To ensure rigour, each subject has a set of 'red letter learning' for each topic. This is the key knowledge and skills we have identified as crucial for our children to have learned before they leave their key stage. Teachers ensure this knowledge is embedded through our 'look back, move on' sessions.

Our Long Term Plans show the components of our curriculum.
Our Disciplinary Knowledge is mapped out on progression grids, to show how we become better historians, scientists, geographers etc over time.
Our One Subject Cycles show each composite step, the granular knowledge needed and our 'red letter learning' which is the substantive knowledge that we really want to 'stick'.
Learning journeys show the children each composite steps for each unit of work. They also show the disciplinary knowledge and key vocabulary, as well as the 'red letter learning'. This helps children to know where they have been in their learning and where they are going next.
Learning ladders for each lesson really dig down into the substantive knowledge, showing the granular detail which is the focus of our teaching and learning.

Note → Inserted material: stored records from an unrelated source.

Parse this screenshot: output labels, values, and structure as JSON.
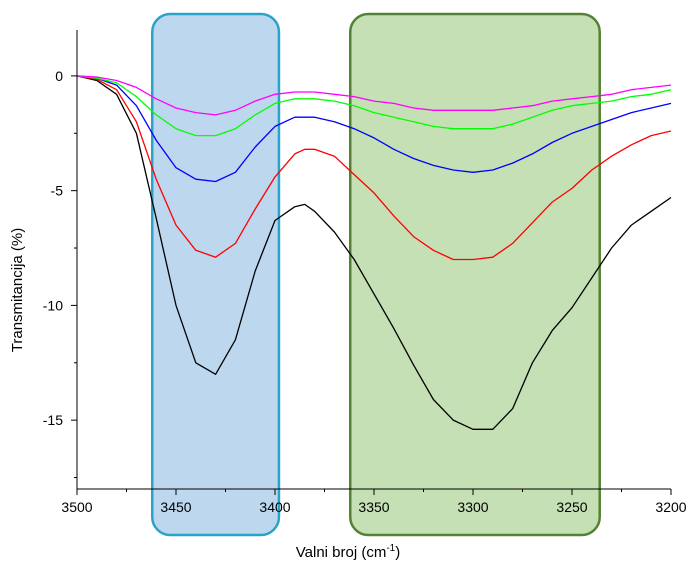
{
  "chart_data": {
    "type": "line",
    "title": "",
    "xlabel": "Valni broj (cm",
    "xlabel_sup": "-1",
    "xlabel_end": ")",
    "ylabel": "Transmitancija (%)",
    "xlim": [
      3500,
      3200
    ],
    "ylim": [
      -18,
      2
    ],
    "x_ticks": [
      3500,
      3450,
      3400,
      3350,
      3300,
      3250,
      3200
    ],
    "y_ticks": [
      0,
      -5,
      -10,
      -15
    ],
    "grid": false,
    "legend": "none",
    "highlights": [
      {
        "name": "band-1",
        "x_range": [
          3462,
          3398
        ],
        "fill": "#bdd7ee",
        "stroke": "#2aa3c9"
      },
      {
        "name": "band-2",
        "x_range": [
          3362,
          3236
        ],
        "fill": "#c5e0b4",
        "stroke": "#548235"
      }
    ],
    "series": [
      {
        "color": "#000000",
        "points": [
          [
            3500,
            0
          ],
          [
            3490,
            -0.2
          ],
          [
            3480,
            -0.8
          ],
          [
            3470,
            -2.5
          ],
          [
            3460,
            -6.2
          ],
          [
            3450,
            -10.0
          ],
          [
            3440,
            -12.5
          ],
          [
            3430,
            -13.0
          ],
          [
            3420,
            -11.5
          ],
          [
            3410,
            -8.5
          ],
          [
            3400,
            -6.3
          ],
          [
            3390,
            -5.7
          ],
          [
            3385,
            -5.6
          ],
          [
            3380,
            -5.9
          ],
          [
            3370,
            -6.8
          ],
          [
            3360,
            -8.0
          ],
          [
            3350,
            -9.5
          ],
          [
            3340,
            -11.0
          ],
          [
            3330,
            -12.6
          ],
          [
            3320,
            -14.1
          ],
          [
            3310,
            -15.0
          ],
          [
            3300,
            -15.4
          ],
          [
            3290,
            -15.4
          ],
          [
            3280,
            -14.5
          ],
          [
            3270,
            -12.5
          ],
          [
            3260,
            -11.1
          ],
          [
            3250,
            -10.1
          ],
          [
            3240,
            -8.8
          ],
          [
            3230,
            -7.5
          ],
          [
            3220,
            -6.5
          ],
          [
            3210,
            -5.9
          ],
          [
            3200,
            -5.3
          ]
        ]
      },
      {
        "color": "#ff0000",
        "points": [
          [
            3500,
            0
          ],
          [
            3490,
            -0.15
          ],
          [
            3480,
            -0.6
          ],
          [
            3470,
            -2.0
          ],
          [
            3460,
            -4.5
          ],
          [
            3450,
            -6.5
          ],
          [
            3440,
            -7.6
          ],
          [
            3430,
            -7.9
          ],
          [
            3420,
            -7.3
          ],
          [
            3410,
            -5.8
          ],
          [
            3400,
            -4.4
          ],
          [
            3390,
            -3.4
          ],
          [
            3385,
            -3.2
          ],
          [
            3380,
            -3.2
          ],
          [
            3370,
            -3.5
          ],
          [
            3360,
            -4.3
          ],
          [
            3350,
            -5.1
          ],
          [
            3340,
            -6.1
          ],
          [
            3330,
            -7.0
          ],
          [
            3320,
            -7.6
          ],
          [
            3310,
            -8.0
          ],
          [
            3300,
            -8.0
          ],
          [
            3290,
            -7.9
          ],
          [
            3280,
            -7.3
          ],
          [
            3270,
            -6.4
          ],
          [
            3260,
            -5.5
          ],
          [
            3250,
            -4.9
          ],
          [
            3240,
            -4.1
          ],
          [
            3230,
            -3.5
          ],
          [
            3220,
            -3.0
          ],
          [
            3210,
            -2.6
          ],
          [
            3200,
            -2.4
          ]
        ]
      },
      {
        "color": "#0000ff",
        "points": [
          [
            3500,
            0
          ],
          [
            3490,
            -0.1
          ],
          [
            3480,
            -0.4
          ],
          [
            3470,
            -1.3
          ],
          [
            3460,
            -2.8
          ],
          [
            3450,
            -4.0
          ],
          [
            3440,
            -4.5
          ],
          [
            3430,
            -4.6
          ],
          [
            3420,
            -4.2
          ],
          [
            3410,
            -3.1
          ],
          [
            3400,
            -2.2
          ],
          [
            3390,
            -1.8
          ],
          [
            3385,
            -1.8
          ],
          [
            3380,
            -1.8
          ],
          [
            3370,
            -2.0
          ],
          [
            3360,
            -2.3
          ],
          [
            3350,
            -2.7
          ],
          [
            3340,
            -3.2
          ],
          [
            3330,
            -3.6
          ],
          [
            3320,
            -3.9
          ],
          [
            3310,
            -4.1
          ],
          [
            3300,
            -4.2
          ],
          [
            3290,
            -4.1
          ],
          [
            3280,
            -3.8
          ],
          [
            3270,
            -3.4
          ],
          [
            3260,
            -2.9
          ],
          [
            3250,
            -2.5
          ],
          [
            3240,
            -2.2
          ],
          [
            3230,
            -1.9
          ],
          [
            3220,
            -1.6
          ],
          [
            3210,
            -1.4
          ],
          [
            3200,
            -1.2
          ]
        ]
      },
      {
        "color": "#00ff00",
        "points": [
          [
            3500,
            0
          ],
          [
            3490,
            -0.1
          ],
          [
            3480,
            -0.3
          ],
          [
            3470,
            -0.9
          ],
          [
            3460,
            -1.7
          ],
          [
            3450,
            -2.3
          ],
          [
            3440,
            -2.6
          ],
          [
            3430,
            -2.6
          ],
          [
            3420,
            -2.3
          ],
          [
            3410,
            -1.7
          ],
          [
            3400,
            -1.2
          ],
          [
            3390,
            -1.0
          ],
          [
            3380,
            -1.0
          ],
          [
            3370,
            -1.1
          ],
          [
            3360,
            -1.3
          ],
          [
            3350,
            -1.6
          ],
          [
            3340,
            -1.8
          ],
          [
            3330,
            -2.0
          ],
          [
            3320,
            -2.2
          ],
          [
            3310,
            -2.3
          ],
          [
            3300,
            -2.3
          ],
          [
            3290,
            -2.3
          ],
          [
            3280,
            -2.1
          ],
          [
            3270,
            -1.8
          ],
          [
            3260,
            -1.5
          ],
          [
            3250,
            -1.3
          ],
          [
            3240,
            -1.2
          ],
          [
            3230,
            -1.1
          ],
          [
            3220,
            -0.9
          ],
          [
            3210,
            -0.8
          ],
          [
            3200,
            -0.6
          ]
        ]
      },
      {
        "color": "#ff00ff",
        "points": [
          [
            3500,
            0
          ],
          [
            3490,
            -0.05
          ],
          [
            3480,
            -0.2
          ],
          [
            3470,
            -0.5
          ],
          [
            3460,
            -1.0
          ],
          [
            3450,
            -1.4
          ],
          [
            3440,
            -1.6
          ],
          [
            3430,
            -1.7
          ],
          [
            3420,
            -1.5
          ],
          [
            3410,
            -1.1
          ],
          [
            3400,
            -0.8
          ],
          [
            3390,
            -0.7
          ],
          [
            3380,
            -0.7
          ],
          [
            3370,
            -0.8
          ],
          [
            3360,
            -0.9
          ],
          [
            3350,
            -1.1
          ],
          [
            3340,
            -1.2
          ],
          [
            3330,
            -1.4
          ],
          [
            3320,
            -1.5
          ],
          [
            3310,
            -1.5
          ],
          [
            3300,
            -1.5
          ],
          [
            3290,
            -1.5
          ],
          [
            3280,
            -1.4
          ],
          [
            3270,
            -1.3
          ],
          [
            3260,
            -1.1
          ],
          [
            3250,
            -1.0
          ],
          [
            3240,
            -0.9
          ],
          [
            3230,
            -0.8
          ],
          [
            3220,
            -0.6
          ],
          [
            3210,
            -0.5
          ],
          [
            3200,
            -0.4
          ]
        ]
      }
    ]
  }
}
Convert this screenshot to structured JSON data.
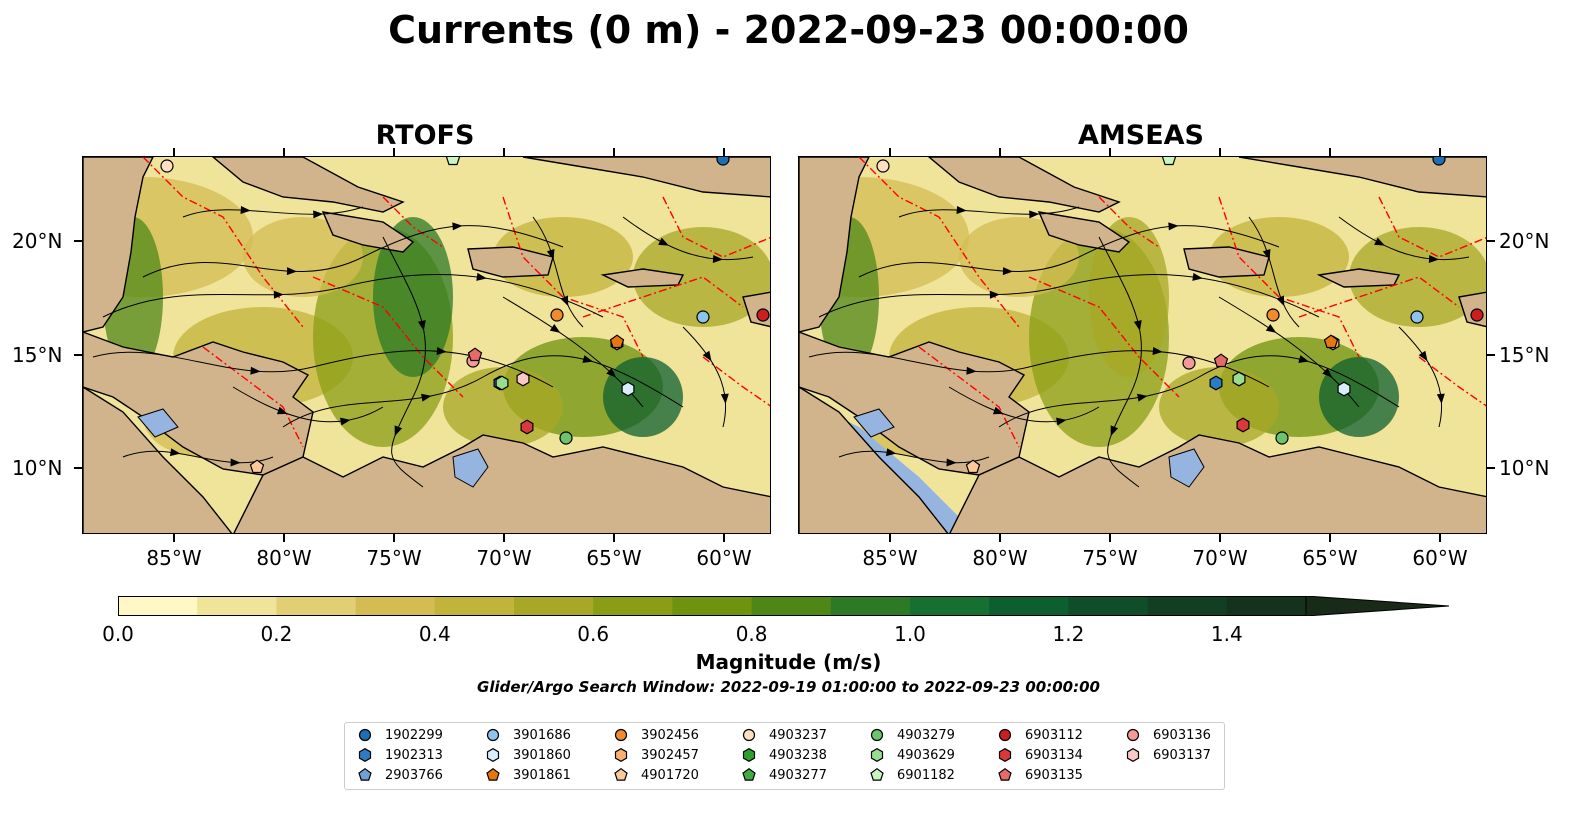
{
  "title": "Currents (0 m) - 2022-09-23 00:00:00",
  "panels": [
    {
      "title": "RTOFS"
    },
    {
      "title": "AMSEAS"
    }
  ],
  "lon_ticks": [
    "85°W",
    "80°W",
    "75°W",
    "70°W",
    "65°W",
    "60°W"
  ],
  "lat_ticks": [
    "20°N",
    "15°N",
    "10°N"
  ],
  "colorbar": {
    "label": "Magnitude (m/s)",
    "ticks": [
      "0.0",
      "0.2",
      "0.4",
      "0.6",
      "0.8",
      "1.0",
      "1.2",
      "1.4"
    ],
    "min": 0.0,
    "max": 1.5,
    "extend": "max",
    "colors": [
      "#fff8c4",
      "#f0e39a",
      "#e2cf74",
      "#d4bc53",
      "#c2b33a",
      "#a8a726",
      "#8a9d14",
      "#6f930e",
      "#4f8717",
      "#2c7a26",
      "#157031",
      "#0e5f2f",
      "#104e2a",
      "#123f24",
      "#15321e",
      "#182a18"
    ]
  },
  "search_window": "Glider/Argo Search Window: 2022-09-19 01:00:00 to 2022-09-23 00:00:00",
  "legend": [
    {
      "id": "1902299",
      "color": "#1f6eb4",
      "shape": "circle"
    },
    {
      "id": "1902313",
      "color": "#2c7cc3",
      "shape": "hexagon"
    },
    {
      "id": "2903766",
      "color": "#6fa0d8",
      "shape": "pentagon"
    },
    {
      "id": "3901686",
      "color": "#8ec3ec",
      "shape": "circle"
    },
    {
      "id": "3901860",
      "color": "#d8eefc",
      "shape": "hexagon"
    },
    {
      "id": "3901861",
      "color": "#e8760f",
      "shape": "pentagon"
    },
    {
      "id": "3902456",
      "color": "#f28a2e",
      "shape": "circle"
    },
    {
      "id": "3902457",
      "color": "#f7b070",
      "shape": "hexagon"
    },
    {
      "id": "4901720",
      "color": "#fbc99a",
      "shape": "pentagon"
    },
    {
      "id": "4903237",
      "color": "#fde0c2",
      "shape": "circle"
    },
    {
      "id": "4903238",
      "color": "#2ca02c",
      "shape": "hexagon"
    },
    {
      "id": "4903277",
      "color": "#3fae3f",
      "shape": "pentagon"
    },
    {
      "id": "4903279",
      "color": "#6cc46c",
      "shape": "circle"
    },
    {
      "id": "4903629",
      "color": "#98dd90",
      "shape": "hexagon"
    },
    {
      "id": "6901182",
      "color": "#c8f5c0",
      "shape": "pentagon"
    },
    {
      "id": "6903112",
      "color": "#c91f1f",
      "shape": "circle"
    },
    {
      "id": "6903134",
      "color": "#d83a3a",
      "shape": "hexagon"
    },
    {
      "id": "6903135",
      "color": "#e66a6a",
      "shape": "pentagon"
    },
    {
      "id": "6903136",
      "color": "#f29a9a",
      "shape": "circle"
    },
    {
      "id": "6903137",
      "color": "#fbc8c8",
      "shape": "hexagon"
    }
  ],
  "colors": {
    "land": "#d2b48c",
    "lake": "#96b4e0",
    "eez_line": "#ff0000",
    "border_line": "#000000"
  }
}
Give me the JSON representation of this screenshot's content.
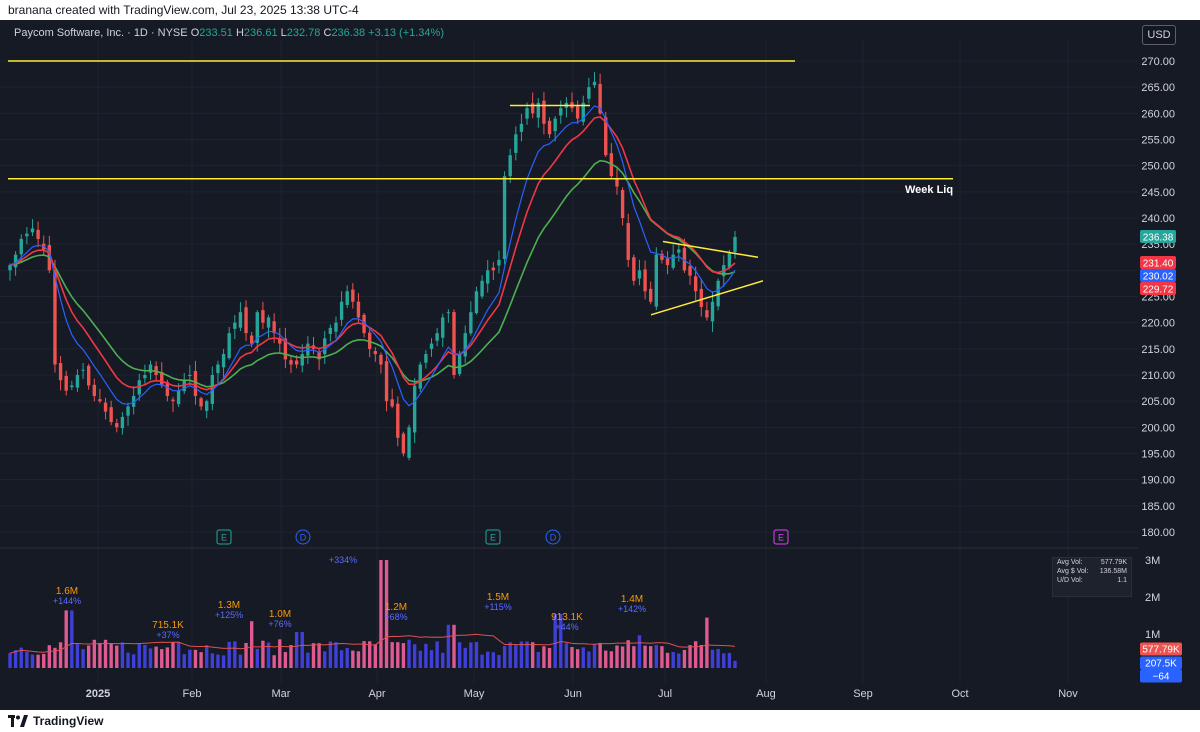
{
  "header": {
    "text": "branana created with TradingView.com, Jul 23, 2025 13:38 UTC-4"
  },
  "legend": {
    "symbol": "Paycom Software, Inc. · 1D · NYSE",
    "o_label": "O",
    "o": "233.51",
    "h_label": "H",
    "h": "236.61",
    "l_label": "L",
    "l": "232.78",
    "c_label": "C",
    "c": "236.38",
    "change": "+3.13 (+1.34%)"
  },
  "currency": "USD",
  "footer": {
    "brand": "TradingView"
  },
  "volume_stats": {
    "avg_vol_label": "Avg Vol:",
    "avg_vol": "577.79K",
    "avg_dollar_vol_label": "Avg $ Vol:",
    "avg_dollar_vol": "136.58M",
    "ud_vol_label": "U/D Vol:",
    "ud_vol": "1.1"
  },
  "colors": {
    "background": "#161a25",
    "up": "#26a69a",
    "down": "#ef5350",
    "ema_fast": "#2962ff",
    "ema_mid": "#f23645",
    "ema_slow": "#4caf50",
    "levels": "#ffeb3b",
    "vol_up": "#3f3fd9",
    "vol_down": "#e05a92",
    "vol_avg": "#e05050"
  },
  "chart_data": {
    "type": "candlestick",
    "timeframe": "1D",
    "y_range": [
      183,
      274
    ],
    "y_ticks": [
      180,
      185,
      190,
      195,
      200,
      205,
      210,
      215,
      220,
      225,
      230,
      235,
      240,
      245,
      250,
      255,
      260,
      265,
      270
    ],
    "x_ticks": [
      "2025",
      "Feb",
      "Mar",
      "Apr",
      "May",
      "Jun",
      "Jul",
      "Aug",
      "Sep",
      "Oct",
      "Nov"
    ],
    "series_closes": [
      231,
      233,
      236,
      237,
      238,
      236,
      234,
      230,
      212,
      209,
      207,
      208,
      210,
      211,
      208,
      206,
      205,
      203,
      201,
      200,
      202,
      204,
      206,
      209,
      210,
      212,
      210,
      208,
      206,
      205,
      207,
      209,
      210,
      206,
      204,
      205,
      210,
      212,
      214,
      218,
      220,
      222,
      218,
      216,
      222,
      220,
      221,
      218,
      216,
      213,
      212,
      212,
      214,
      216,
      215,
      213,
      217,
      219,
      220,
      224,
      226,
      224,
      221,
      218,
      215,
      214,
      212,
      205,
      204,
      198,
      195,
      200,
      208,
      212,
      214,
      216,
      218,
      221,
      222,
      210,
      214,
      218,
      222,
      226,
      228,
      230,
      230,
      232,
      248,
      252,
      256,
      258,
      261,
      260,
      262,
      258,
      256,
      259,
      261,
      262,
      261,
      259,
      262,
      265,
      266,
      260,
      252,
      248,
      246,
      240,
      232,
      228,
      230,
      226,
      224,
      233,
      232,
      231,
      233,
      234,
      230,
      229,
      226,
      223,
      221,
      224,
      228,
      231,
      233.25,
      236.38
    ],
    "ema_fast_last": 230.02,
    "ema_mid_last": 231.4,
    "ema_slow_last": 229.72,
    "last_price": 236.38,
    "price_labels": [
      "236.38",
      "231.40",
      "230.02",
      "229.72"
    ],
    "levels": [
      {
        "price": 270.0
      },
      {
        "price": 247.5,
        "label": "Week Liq"
      }
    ],
    "triangle": {
      "upper": [
        [
          236,
          232.5
        ]
      ],
      "lower": [
        [
          221.5,
          228
        ]
      ]
    },
    "events": [
      {
        "type": "earnings",
        "label": "E",
        "position": "Dec"
      },
      {
        "type": "dividend",
        "label": "D",
        "position": "Feb"
      },
      {
        "type": "earnings",
        "label": "E",
        "position": "Apr"
      },
      {
        "type": "dividend",
        "label": "D",
        "position": "May"
      },
      {
        "type": "earnings_upcoming",
        "label": "E",
        "position": "Jul"
      }
    ],
    "volume": {
      "y_ticks": [
        "3M",
        "2M",
        "1M"
      ],
      "annotations": [
        {
          "value": "1.6M",
          "pct": "+144%"
        },
        {
          "value": "715.1K",
          "pct": "+37%"
        },
        {
          "value": "1.3M",
          "pct": "+125%"
        },
        {
          "value": "1.0M",
          "pct": "+76%"
        },
        {
          "value": "",
          "pct": "+334%"
        },
        {
          "value": "1.2M",
          "pct": "+68%"
        },
        {
          "value": "1.5M",
          "pct": "+115%"
        },
        {
          "value": "913.1K",
          "pct": "+44%"
        },
        {
          "value": "1.4M",
          "pct": "+142%"
        }
      ],
      "last_labels": [
        "577.79K",
        "207.5K",
        "−64"
      ]
    }
  }
}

It helps the children to understand what exactly they need to know as well as how well they are doing at each step.
Have a look at our long-term plans. They shows where we teach all the units of learning for every subject. In Key Stage 1 and Key Stage 2, for foundation subjects (such as History, Geography or DT) we think carefully about the order of learning within a year and across the whole school. Learning in EYFS provides the building blocks for units in Key Stage 1. This then links to further learning in our two mid Key Stage 2 classes, and then the final development in Year 6, where children achieve the end point in their primary school learning.
At Holbrook, we use Continuous Provision in both of our Key Stage One classrooms in order to offer a dynamic learning environment that nurtures children's curiosity, creativity, and resilience. Informed by recent research highlighting the benefits of play-based learning, this approach not only supports academic achievement but also promotes holistic development, preparing children for success in school and beyond.
Our belief is that through our continuous provision we can create enriching learning experiences that inspire a lifelong love of learning.